Sometimes, you don’t want to be a fully integrated self during sex. You don’t always want to think about your bills or trauma or the book you’ve been reading when you’re trying to please and be pleased. Bimbofication offers a clear delineation between the moaning, cumming, uninhibited sex object you dream of being and the mild-mannered alter ego you have to be the rest of the time. You might not want to literally look and act like a dumb blond in bed, but the dumb blond can be a marvelous symbol of something many of us do want to be: someone whose simple existence is dedicated only to being admired and enjoying herself. No thoughts, just vibes. A crucial part of bimbofication is that eventually, when the party’s over, you will need to put on some sensible shoes and pick up your book again. But the bimbo is always inside you, ready to swell out of proportion whenever you need her; she’s a part of who you really were all along.

Another meme, this one from 2022 and created by writer and podcaster cosima bee concordia on her Instagram account @bimbo.theory, nicely sums up my hopes for a genderfucked future. A Tom of Finland leather daddy grabs his considerable bulge; next to him, Jessica Rabbit (human wife of Roger) clutches a microphone in a posture that can only be described as va-va-voom! The daddy’s muscles strain against his boots, jeans, motorcycle jacket, and hat. Jessica Rabbit’s sparkling red dress is slit to high heaven. Neither of their proportions are remotely realistic. Their powers of seduction are aggressive, unmistakable, irresistible.

Between them, cosima has placed the assertion: “The Age of Gender Minimalism is over. The Age of Gender Maximalism has come.”

Maximalism is the postmodern aesthetic idea of excess for excess’s sake. Instead of restraint, indulgence. Instead of polite order, raunchy chaos.
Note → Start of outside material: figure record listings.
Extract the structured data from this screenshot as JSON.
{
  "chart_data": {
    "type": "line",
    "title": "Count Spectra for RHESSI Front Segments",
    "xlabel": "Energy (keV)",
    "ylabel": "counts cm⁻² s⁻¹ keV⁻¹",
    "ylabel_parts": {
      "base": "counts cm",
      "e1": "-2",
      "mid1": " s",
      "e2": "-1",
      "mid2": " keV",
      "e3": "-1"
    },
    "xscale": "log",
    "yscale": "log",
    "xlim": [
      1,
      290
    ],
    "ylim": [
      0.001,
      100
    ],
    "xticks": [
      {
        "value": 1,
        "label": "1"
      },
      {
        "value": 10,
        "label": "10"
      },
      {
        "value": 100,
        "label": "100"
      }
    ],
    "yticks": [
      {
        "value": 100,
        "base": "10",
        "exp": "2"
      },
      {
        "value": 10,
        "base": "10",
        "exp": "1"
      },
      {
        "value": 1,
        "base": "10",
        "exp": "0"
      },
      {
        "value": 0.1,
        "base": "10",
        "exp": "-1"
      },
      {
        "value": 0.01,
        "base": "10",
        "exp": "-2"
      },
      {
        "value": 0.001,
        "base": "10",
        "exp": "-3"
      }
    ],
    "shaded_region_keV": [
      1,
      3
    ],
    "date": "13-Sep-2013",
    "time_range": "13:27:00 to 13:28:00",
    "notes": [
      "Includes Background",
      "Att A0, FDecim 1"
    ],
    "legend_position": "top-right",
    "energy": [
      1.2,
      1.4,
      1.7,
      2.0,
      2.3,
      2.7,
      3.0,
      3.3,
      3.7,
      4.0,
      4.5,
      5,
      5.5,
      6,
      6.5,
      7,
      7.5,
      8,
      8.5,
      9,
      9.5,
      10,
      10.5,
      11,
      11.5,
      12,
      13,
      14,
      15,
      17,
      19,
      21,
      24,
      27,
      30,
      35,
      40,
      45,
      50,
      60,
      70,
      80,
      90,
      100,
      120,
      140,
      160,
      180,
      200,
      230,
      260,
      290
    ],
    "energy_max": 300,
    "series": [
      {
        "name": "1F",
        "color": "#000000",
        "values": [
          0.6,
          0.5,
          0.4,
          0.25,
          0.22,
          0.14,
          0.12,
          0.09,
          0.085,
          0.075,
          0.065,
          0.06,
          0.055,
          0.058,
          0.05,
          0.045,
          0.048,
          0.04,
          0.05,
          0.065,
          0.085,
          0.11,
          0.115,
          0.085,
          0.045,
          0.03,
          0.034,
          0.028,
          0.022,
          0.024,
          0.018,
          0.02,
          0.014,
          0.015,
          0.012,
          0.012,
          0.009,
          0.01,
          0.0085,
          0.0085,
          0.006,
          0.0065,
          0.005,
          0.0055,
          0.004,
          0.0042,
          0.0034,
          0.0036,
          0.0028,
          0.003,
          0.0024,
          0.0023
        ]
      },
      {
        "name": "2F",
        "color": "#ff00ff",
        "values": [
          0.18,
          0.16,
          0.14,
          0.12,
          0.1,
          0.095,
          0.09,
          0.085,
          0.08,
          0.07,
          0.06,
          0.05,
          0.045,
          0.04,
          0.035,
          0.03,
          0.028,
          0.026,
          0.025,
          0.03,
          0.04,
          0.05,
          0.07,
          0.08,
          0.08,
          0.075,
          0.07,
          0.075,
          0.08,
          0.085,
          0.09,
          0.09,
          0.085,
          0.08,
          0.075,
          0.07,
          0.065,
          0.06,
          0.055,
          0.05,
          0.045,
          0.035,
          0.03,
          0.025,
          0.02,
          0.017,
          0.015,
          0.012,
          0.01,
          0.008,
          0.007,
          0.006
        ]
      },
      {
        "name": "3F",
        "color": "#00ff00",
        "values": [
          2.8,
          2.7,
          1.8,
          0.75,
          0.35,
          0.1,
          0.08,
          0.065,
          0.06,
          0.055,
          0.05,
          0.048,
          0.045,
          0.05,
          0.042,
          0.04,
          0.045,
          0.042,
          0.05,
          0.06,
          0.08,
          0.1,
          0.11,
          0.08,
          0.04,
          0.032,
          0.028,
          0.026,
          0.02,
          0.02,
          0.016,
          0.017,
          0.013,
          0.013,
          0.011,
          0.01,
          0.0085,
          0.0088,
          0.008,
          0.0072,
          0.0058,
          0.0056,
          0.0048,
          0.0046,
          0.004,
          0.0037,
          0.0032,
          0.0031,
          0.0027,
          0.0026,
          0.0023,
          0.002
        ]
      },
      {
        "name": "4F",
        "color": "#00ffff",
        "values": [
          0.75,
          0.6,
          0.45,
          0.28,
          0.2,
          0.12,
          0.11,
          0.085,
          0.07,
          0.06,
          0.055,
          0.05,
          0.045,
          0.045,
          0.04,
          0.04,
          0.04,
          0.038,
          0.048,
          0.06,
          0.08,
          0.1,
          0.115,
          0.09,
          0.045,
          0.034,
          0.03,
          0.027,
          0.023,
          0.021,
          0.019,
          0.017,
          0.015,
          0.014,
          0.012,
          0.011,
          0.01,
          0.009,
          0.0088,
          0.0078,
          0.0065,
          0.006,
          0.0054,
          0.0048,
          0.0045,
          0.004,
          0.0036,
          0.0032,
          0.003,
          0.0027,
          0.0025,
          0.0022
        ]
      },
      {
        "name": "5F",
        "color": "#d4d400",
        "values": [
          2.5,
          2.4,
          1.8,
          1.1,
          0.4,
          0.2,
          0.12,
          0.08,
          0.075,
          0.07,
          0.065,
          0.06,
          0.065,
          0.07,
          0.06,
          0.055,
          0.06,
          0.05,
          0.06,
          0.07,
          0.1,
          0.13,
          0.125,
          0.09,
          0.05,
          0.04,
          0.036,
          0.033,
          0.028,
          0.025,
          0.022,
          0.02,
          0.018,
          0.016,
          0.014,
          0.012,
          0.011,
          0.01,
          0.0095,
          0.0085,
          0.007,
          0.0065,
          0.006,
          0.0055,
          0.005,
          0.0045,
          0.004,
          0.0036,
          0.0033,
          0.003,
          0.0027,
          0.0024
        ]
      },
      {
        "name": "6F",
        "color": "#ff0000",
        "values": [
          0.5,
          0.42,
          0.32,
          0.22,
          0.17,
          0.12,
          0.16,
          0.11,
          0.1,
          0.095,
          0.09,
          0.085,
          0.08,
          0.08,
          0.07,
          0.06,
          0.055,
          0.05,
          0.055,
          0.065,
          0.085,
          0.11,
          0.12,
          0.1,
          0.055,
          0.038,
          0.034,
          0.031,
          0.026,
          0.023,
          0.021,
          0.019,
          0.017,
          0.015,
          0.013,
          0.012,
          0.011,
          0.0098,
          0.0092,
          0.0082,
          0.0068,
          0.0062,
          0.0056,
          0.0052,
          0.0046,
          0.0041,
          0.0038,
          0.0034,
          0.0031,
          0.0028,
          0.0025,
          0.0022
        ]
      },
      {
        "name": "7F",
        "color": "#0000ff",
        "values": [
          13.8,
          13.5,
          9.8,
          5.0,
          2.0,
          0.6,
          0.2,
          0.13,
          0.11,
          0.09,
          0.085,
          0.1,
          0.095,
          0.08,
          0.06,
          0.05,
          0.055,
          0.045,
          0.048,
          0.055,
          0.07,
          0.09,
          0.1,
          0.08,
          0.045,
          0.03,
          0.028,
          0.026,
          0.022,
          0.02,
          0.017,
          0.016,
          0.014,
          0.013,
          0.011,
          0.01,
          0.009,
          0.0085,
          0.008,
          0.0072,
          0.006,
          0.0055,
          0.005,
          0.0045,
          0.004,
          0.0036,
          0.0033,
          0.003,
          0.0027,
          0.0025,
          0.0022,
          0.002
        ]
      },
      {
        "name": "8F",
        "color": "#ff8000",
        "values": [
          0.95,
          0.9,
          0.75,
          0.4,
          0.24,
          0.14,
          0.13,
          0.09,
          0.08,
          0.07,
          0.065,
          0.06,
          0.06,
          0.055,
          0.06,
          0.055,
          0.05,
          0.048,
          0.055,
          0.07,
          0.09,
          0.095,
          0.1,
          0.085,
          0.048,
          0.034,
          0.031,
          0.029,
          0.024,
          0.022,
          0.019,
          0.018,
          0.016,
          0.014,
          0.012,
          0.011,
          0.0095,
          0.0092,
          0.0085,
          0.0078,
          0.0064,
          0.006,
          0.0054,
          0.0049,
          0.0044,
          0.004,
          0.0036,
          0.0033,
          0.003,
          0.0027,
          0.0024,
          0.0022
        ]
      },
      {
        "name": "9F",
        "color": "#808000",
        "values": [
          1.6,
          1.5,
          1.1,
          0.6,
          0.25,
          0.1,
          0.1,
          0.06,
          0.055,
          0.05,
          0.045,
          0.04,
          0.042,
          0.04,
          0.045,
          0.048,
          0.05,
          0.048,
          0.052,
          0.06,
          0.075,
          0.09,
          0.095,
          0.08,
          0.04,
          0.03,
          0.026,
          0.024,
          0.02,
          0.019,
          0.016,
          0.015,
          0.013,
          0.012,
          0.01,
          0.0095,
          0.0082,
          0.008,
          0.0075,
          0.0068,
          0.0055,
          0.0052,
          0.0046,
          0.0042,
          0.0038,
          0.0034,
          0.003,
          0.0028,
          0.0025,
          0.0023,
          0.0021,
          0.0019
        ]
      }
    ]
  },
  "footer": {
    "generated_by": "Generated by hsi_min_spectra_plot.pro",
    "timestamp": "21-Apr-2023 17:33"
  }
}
No one wants to live in a world where you must look like a Gengoroh Tagame illustration or Dolly Parton in order to be worthy of sexual attention, intimacy, love, or pleasure. But exaggerated gender archetypes expose the truth that nothing about gender is innate or natural or necessary. In which case, you can choose whatever gender you want.

The Instagram caption for @bimbo.theory’s meme rifs on Judith Butler’s 1980 poststructuralist concept of gender as performative: “Gender,” cosima suggests, “is just an elaborate hot role-play we all do together.”

If gender is performative, and performance is entertainment, then gender performance can be delightful both for the entertainer and the audience. Enjoyment of your own gender performance, nature or nurture, is what therapist and author Lucie Fielding calls “gender pleasure” in her book Trans Sex.  She tells me that she wanted a term more attainable and sustainable than “gender euphoria.”

“I define gender pleasure as the pleasure one can feel in/with one’s embodied experience of (a)gender, whether that’s: encountering things out in the world that feel in alignment with one’s embodied sense of (a)gender, or that are ‘(a)gender relevant’; feeling affirmed in one’s (a)gender within social, sexual, and/or intimate contexts,” Fielding says.

I see the bimbo, the himbo, and the androgynous thembo as gender expression outside of the binary. A bimbo is not a woman, nor a himbo strictly a man; they are only the glamour, only the attraction factor, only the sexuality. Transgender people need the rights that they are currently being denied, and they also need and deserve pleasure. Not every trans person prefers gender campiness; but there is a beauty in this extreme, this extraness, that could have the power to shake everyone out of our collective self-seriousness about gender, hopefully forever.

The notion of gender pleasure has been weaponized, fetishized, misunderstood, and explored by people of all identities. In a world where trans visibility has increased but anti-trans bigots still maintain political power, what does it mean for all of us — trans, intersex, cis, nonbinary, genderqueer, gender fuid, agender, and otherwise — to take erotic pleasure in our gender identity, as that identity settles and also as it continues to evolve throughout our lives? Could gender excess be the path to liberation from the constricting binary? What if the gender presentations that we have long associated with pleasing others are actually what we do to please ourselves?